What the pandemic is teaching us about our collective power
Less than a month ago, we were all facing the typical workday challenges and finding ways to manage through upsets, irritations, deadlines, and quirks in our bosses and peers. We told stories about the villains that made our days harder, we spent too much time being victims and even more telling ourselves tales that we were helpless to do anything about it.
The drone of the day-to-day in a healthy economy allowed us to focus on smaller stories, ones that kept us playing a little game. Whatever we focus our time, effort, and energy upon determines our results.
And then, COVID-19 arrived.
We replaced those upsets, irritations, and quirks in others with concern, support, empathy, and shared purpose. We immediately shifted our collective focus to an unseen enemy that is an existential threat to thousands of lives and organizations. Communication from leaders increased ten-fold, IT departments prepared us to work from home, homeschooling became the new normal, grocery delivery exploded, and Zoom became a lifeline to normalcy.
The virus will decide when this ends, and we will work together to flatten the curve to hasten its decline and departure. And then what?
Then we get to decide what we learned and what we want to keep or discard from these lessons.
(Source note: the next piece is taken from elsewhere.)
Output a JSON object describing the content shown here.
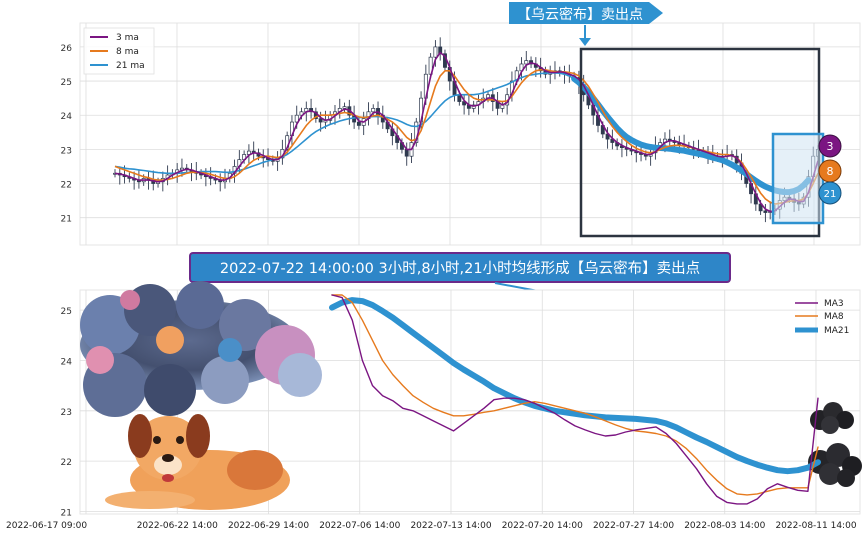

I hope we keep these things:
1. A shared purpose that is big and bold enough to hold our collective focus. One that is deserving of our time, effort, and energy.
2. The simplified processes that reflect the shortcuts taken to turn emergency plans into decisive action.
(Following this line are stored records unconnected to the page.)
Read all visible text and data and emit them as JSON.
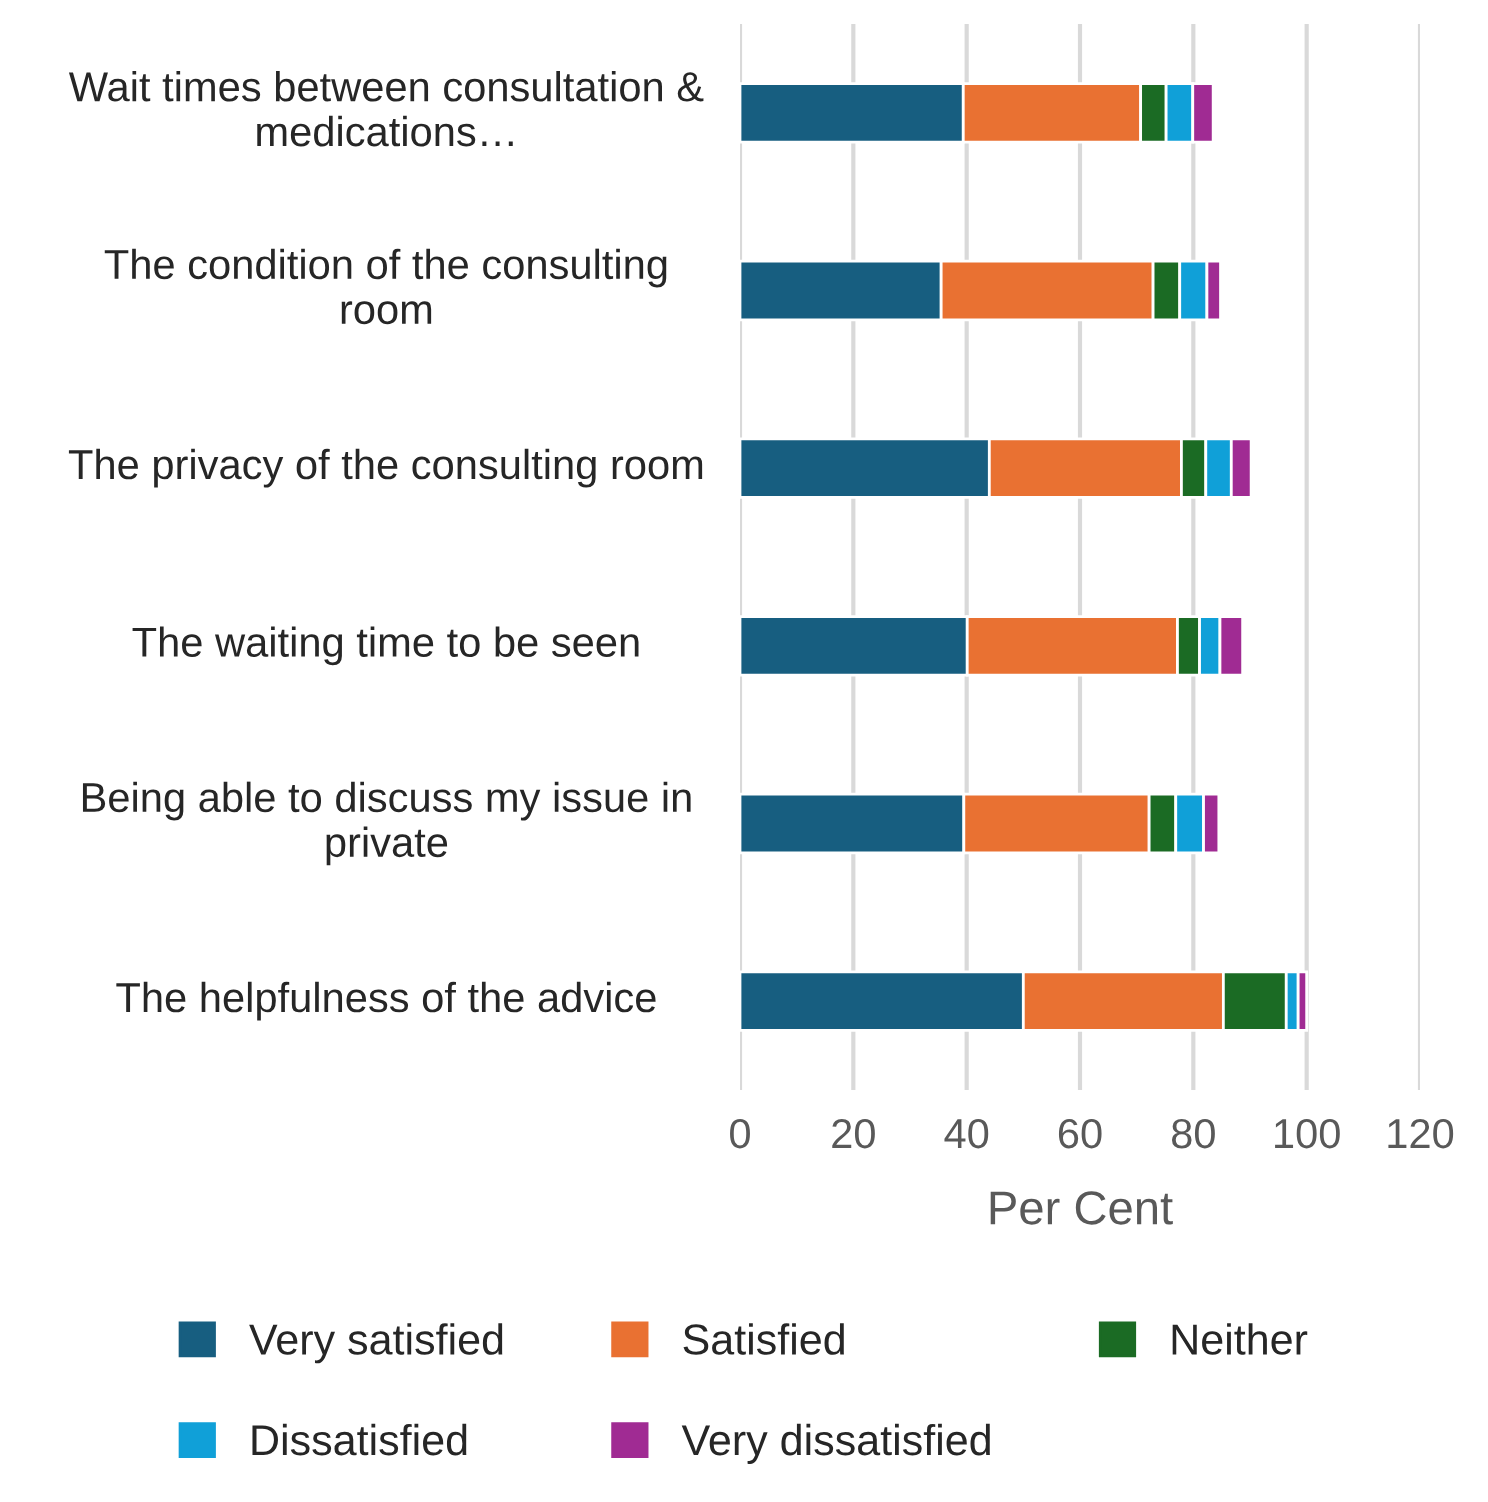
{
  "chart_data": {
    "type": "bar",
    "orientation": "horizontal",
    "stacked": true,
    "xlabel": "Per Cent",
    "categories": [
      "Wait times between consultation & medications…",
      "The condition of the consulting room",
      "The privacy of the consulting room",
      "The waiting time to be seen",
      "Being able to discuss my issue in private",
      "The helpfulness of the advice"
    ],
    "series": [
      {
        "name": "Very satisfied",
        "color": "#175e80",
        "values": [
          39.4,
          35.5,
          44.0,
          40.1,
          39.5,
          50.0
        ]
      },
      {
        "name": "Satisfied",
        "color": "#e97132",
        "values": [
          31.3,
          37.4,
          33.9,
          37.1,
          32.7,
          35.3
        ]
      },
      {
        "name": "Neither",
        "color": "#1b6b24",
        "values": [
          4.5,
          4.7,
          4.3,
          3.9,
          4.7,
          11.1
        ]
      },
      {
        "name": "Dissatisfied",
        "color": "#10a0d8",
        "values": [
          4.7,
          4.8,
          4.5,
          3.6,
          4.9,
          2.1
        ]
      },
      {
        "name": "Very dissatisfied",
        "color": "#a02b93",
        "values": [
          3.6,
          2.4,
          3.5,
          4.0,
          2.7,
          1.5
        ]
      }
    ],
    "xlim": [
      0,
      120
    ],
    "xticks": [
      0,
      20,
      40,
      60,
      80,
      100,
      120
    ],
    "grid": "x",
    "legend": "bottom"
  }
}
3. The courage to resist the return of command and control cultures from the decentralized decisions and actions executed in the middle and front lines of our organizations to help us through this crisis. We trusted more during this time, and our people became more capable. Let’s embrace that fact and continue developing that strength.
4. An appreciation for the power of human connection and vulnerability as we watched each other on video screens and peeked into homes filled with barking dogs and high-energy kids.
5. The distinction that allowing our unhelpful habits to define us is a choice, not a genetic certainty. We came together to fight a common enemy. Moving forward requires us to replace that enemy with a vision worth chasing.
6. We replaced gossip with purpose. Let’s not let the toxic chatter back in our offices once we return.
7. We learned that we could do anything together, none of us has all of the answers, and that fighting through uncertainty is better when we have the support of fellow travelers.
Take gentle care of one another, and we will be stronger on the other side.